Kazakhstan, Uzbekistan, Turkmenistan, Kyrgyzstan and Tajikistan together form the macro destination of Central Asia. Some tour operators also consider Azerbaijan, Mongolia, Xinjiang, Afghanistan and Tibet to be part of Central Asia. Close to eight million international border crossings were registered in this area in 2004.
With a population of 16.2 million, Kazakhstan has benefited from the good situation of its tourism industry. Setting Turkey’s development strategy as its model, the country has been successful in improving its infrastructure.
Larger than all Western Europe, Kazakhstan is a vast country of steppes and mountains rich in natural beauty.
Compared to its neighbors in the region, Kyrgyzstan is not very large. Kyrgyzstan’s landscape of high, forested mountains and lush, grassy steppes have attracted Silk Road travelers thankful for the region’s cool climate.
Like Turkmenistan, Tajikistan was once part of Persian territory in old times. During recent years, Tajikistan has attempted to develop its tourism industry through organizing cultural and literary festivals. Considering its cultural and historical situation, the country possesses astounding resources for attracting travelers.
Rugged and mountainous, Tajikistan sits at the heart of Central Asia, with China to the east and the Indian subcontinent to the south.
The history of Turkmenistan can be traced back to the 4th century BC. After numerous ups and downs, the country is now home to several cultures.
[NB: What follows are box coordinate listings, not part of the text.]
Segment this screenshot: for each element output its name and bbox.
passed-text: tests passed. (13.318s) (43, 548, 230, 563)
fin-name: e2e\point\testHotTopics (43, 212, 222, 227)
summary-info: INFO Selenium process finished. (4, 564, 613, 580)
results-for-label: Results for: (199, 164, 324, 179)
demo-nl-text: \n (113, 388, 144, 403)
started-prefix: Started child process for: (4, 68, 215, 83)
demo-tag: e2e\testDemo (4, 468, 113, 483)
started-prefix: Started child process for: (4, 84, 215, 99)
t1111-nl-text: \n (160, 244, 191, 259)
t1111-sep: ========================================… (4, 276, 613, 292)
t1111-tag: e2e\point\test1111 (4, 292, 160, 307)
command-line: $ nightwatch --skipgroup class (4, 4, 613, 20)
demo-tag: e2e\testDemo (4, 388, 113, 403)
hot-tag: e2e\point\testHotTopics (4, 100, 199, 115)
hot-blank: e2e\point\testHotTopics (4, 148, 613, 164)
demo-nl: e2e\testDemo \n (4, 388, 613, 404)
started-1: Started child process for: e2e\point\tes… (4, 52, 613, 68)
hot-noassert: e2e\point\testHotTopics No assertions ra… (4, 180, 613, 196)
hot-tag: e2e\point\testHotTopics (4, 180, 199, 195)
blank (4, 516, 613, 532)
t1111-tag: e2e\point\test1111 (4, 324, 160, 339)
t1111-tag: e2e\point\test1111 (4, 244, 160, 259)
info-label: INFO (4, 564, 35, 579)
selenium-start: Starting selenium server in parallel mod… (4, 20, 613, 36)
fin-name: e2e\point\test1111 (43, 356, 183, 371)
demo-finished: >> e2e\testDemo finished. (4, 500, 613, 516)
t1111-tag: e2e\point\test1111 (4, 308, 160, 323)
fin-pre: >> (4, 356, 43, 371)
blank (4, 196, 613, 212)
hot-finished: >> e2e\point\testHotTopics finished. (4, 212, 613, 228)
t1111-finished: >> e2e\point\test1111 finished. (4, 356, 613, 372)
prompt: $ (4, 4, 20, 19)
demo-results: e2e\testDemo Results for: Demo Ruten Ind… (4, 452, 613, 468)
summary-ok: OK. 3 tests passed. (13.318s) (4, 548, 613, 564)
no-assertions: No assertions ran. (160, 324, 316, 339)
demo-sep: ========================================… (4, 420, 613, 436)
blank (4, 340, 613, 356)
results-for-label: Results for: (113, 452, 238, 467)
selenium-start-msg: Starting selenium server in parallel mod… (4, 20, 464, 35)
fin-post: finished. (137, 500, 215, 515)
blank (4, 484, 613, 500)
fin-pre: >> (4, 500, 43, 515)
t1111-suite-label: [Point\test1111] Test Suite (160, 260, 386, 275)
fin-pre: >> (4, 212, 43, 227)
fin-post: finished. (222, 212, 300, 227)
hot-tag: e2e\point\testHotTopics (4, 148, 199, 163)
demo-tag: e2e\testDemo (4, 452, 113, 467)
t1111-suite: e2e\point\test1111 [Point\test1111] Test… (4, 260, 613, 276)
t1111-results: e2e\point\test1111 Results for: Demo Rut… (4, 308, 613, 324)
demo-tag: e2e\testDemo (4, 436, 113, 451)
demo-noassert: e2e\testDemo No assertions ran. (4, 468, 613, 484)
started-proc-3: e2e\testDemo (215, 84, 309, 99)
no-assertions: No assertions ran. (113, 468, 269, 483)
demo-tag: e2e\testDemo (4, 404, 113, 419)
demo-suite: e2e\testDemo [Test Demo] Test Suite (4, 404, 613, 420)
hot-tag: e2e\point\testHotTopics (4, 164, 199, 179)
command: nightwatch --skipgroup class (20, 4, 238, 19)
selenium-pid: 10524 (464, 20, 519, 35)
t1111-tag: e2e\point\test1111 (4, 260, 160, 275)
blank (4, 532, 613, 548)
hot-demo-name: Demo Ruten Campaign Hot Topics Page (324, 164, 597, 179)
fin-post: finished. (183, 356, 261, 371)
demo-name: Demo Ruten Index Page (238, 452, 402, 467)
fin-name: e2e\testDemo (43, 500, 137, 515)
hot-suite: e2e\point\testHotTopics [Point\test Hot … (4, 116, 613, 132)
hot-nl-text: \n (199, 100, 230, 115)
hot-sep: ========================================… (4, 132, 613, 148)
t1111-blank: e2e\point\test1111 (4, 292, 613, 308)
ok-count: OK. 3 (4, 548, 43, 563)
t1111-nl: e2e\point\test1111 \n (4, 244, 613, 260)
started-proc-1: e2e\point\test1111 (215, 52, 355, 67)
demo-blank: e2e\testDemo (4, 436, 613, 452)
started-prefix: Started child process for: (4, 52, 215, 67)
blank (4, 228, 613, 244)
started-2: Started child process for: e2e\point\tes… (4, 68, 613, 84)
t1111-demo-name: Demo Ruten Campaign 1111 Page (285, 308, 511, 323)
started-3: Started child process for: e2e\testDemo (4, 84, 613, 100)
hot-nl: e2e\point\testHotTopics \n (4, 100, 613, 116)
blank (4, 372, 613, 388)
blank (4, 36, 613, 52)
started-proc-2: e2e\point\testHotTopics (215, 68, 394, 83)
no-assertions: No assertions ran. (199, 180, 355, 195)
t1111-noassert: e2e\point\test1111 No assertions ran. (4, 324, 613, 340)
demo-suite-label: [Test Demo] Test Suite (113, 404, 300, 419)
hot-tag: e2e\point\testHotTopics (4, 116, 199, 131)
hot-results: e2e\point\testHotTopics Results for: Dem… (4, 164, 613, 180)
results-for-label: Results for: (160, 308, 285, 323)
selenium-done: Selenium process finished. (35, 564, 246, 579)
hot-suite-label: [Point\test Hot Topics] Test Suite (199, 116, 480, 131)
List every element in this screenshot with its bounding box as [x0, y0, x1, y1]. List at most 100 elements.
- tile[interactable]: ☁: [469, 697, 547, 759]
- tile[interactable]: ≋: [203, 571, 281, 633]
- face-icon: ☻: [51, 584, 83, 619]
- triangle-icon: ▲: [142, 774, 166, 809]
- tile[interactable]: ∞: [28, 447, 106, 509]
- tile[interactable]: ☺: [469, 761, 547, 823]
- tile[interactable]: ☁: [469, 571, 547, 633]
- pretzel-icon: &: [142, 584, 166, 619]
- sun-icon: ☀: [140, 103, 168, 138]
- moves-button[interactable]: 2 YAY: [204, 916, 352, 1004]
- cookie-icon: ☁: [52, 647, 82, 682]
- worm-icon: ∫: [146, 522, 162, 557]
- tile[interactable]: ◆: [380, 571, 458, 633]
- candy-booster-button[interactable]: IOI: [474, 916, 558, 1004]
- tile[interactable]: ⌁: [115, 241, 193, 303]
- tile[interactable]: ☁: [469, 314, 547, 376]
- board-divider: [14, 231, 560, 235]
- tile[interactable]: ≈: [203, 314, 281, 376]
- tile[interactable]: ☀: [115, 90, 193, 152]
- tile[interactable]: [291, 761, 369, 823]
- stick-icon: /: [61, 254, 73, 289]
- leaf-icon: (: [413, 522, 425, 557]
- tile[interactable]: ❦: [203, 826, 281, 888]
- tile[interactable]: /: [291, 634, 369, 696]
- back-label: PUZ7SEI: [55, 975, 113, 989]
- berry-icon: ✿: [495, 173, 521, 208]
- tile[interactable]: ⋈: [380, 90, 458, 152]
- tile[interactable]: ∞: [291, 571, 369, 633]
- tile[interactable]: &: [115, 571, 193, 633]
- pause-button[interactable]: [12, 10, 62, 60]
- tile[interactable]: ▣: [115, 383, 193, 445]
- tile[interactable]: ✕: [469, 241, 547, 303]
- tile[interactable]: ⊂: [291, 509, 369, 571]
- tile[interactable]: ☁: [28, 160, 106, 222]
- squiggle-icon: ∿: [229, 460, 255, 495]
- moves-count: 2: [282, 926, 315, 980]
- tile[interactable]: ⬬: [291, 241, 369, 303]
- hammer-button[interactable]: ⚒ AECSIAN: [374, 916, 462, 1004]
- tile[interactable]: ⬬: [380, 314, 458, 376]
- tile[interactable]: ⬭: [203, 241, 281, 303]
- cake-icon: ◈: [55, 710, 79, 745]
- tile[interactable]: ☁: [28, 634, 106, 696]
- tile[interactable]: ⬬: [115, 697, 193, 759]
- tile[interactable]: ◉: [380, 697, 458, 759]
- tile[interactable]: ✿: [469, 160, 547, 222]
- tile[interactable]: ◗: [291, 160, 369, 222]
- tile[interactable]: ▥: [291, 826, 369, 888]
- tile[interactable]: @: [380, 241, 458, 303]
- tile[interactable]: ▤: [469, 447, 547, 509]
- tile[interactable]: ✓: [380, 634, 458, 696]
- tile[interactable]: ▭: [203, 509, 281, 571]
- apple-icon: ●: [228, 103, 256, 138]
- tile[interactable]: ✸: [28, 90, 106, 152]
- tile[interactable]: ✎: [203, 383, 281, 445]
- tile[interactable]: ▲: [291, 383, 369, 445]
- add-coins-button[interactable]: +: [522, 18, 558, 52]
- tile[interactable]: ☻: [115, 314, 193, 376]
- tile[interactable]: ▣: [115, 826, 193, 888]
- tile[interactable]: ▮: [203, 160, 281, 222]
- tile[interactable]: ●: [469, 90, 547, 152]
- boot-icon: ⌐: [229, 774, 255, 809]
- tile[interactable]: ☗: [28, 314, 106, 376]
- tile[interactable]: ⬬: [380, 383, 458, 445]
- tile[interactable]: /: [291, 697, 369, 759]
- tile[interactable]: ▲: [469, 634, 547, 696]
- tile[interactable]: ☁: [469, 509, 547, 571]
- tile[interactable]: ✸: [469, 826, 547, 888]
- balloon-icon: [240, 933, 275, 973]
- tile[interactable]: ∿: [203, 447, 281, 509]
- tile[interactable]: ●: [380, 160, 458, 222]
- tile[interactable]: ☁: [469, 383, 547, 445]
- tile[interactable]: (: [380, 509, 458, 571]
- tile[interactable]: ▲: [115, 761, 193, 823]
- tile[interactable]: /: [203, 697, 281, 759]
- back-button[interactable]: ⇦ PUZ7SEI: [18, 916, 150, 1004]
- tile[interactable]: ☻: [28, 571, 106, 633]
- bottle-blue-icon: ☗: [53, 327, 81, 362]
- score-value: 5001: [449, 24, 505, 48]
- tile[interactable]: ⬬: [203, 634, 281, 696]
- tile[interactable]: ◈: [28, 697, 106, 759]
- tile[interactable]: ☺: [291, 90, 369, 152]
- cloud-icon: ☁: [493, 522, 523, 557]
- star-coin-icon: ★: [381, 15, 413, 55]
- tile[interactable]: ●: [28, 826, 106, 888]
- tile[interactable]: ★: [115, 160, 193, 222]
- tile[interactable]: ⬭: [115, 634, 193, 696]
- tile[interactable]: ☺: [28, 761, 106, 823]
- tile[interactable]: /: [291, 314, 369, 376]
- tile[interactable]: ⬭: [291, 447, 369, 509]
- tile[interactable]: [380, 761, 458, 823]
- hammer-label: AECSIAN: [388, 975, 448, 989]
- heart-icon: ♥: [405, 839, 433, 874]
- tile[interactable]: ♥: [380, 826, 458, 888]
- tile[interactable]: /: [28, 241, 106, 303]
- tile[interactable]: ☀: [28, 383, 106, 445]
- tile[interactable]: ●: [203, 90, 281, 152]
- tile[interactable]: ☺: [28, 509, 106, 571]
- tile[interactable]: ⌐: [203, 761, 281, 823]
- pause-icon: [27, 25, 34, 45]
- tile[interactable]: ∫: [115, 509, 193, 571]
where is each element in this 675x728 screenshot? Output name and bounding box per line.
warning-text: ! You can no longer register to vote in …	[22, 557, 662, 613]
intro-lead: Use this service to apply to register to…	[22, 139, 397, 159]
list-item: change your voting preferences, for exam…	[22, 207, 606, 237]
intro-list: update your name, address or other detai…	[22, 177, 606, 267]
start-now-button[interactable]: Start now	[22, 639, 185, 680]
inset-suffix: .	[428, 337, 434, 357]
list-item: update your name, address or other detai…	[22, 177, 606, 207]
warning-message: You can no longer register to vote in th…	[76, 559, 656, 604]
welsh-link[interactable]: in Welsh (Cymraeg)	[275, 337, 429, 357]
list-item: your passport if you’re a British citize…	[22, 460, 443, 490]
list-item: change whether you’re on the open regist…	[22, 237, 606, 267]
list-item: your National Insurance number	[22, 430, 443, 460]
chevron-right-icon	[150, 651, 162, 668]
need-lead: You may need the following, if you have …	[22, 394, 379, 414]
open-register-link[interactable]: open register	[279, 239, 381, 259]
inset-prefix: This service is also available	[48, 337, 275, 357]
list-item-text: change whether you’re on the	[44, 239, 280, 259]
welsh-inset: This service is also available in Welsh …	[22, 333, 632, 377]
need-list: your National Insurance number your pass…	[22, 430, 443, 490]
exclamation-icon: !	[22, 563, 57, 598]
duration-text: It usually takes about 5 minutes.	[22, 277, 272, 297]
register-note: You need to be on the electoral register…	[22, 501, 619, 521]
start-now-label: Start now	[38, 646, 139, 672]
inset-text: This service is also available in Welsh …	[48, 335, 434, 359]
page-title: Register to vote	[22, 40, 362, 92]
Turkmenistan, located on the Silk Road, occupies a strategic spot in the region. It is among those countries which have common borders and good relations with Iran.
Elaborately woven, bright crimson carpets created by the delicate hands of nomadic tribal women have become the artistic symbol of Turkmenistan.
According to statistics, in the year 2010, the country had a population of 28 million, and although its tourism industry has not flourished, it is currently improving its infrastructure to develop the industry.
The fabled mosques and madrahssas of Samarkand, Bukhara and Khiva, with their marvelous design and colorful tile work, are just some of the sites in Uzbekistan linked to the Silk Road.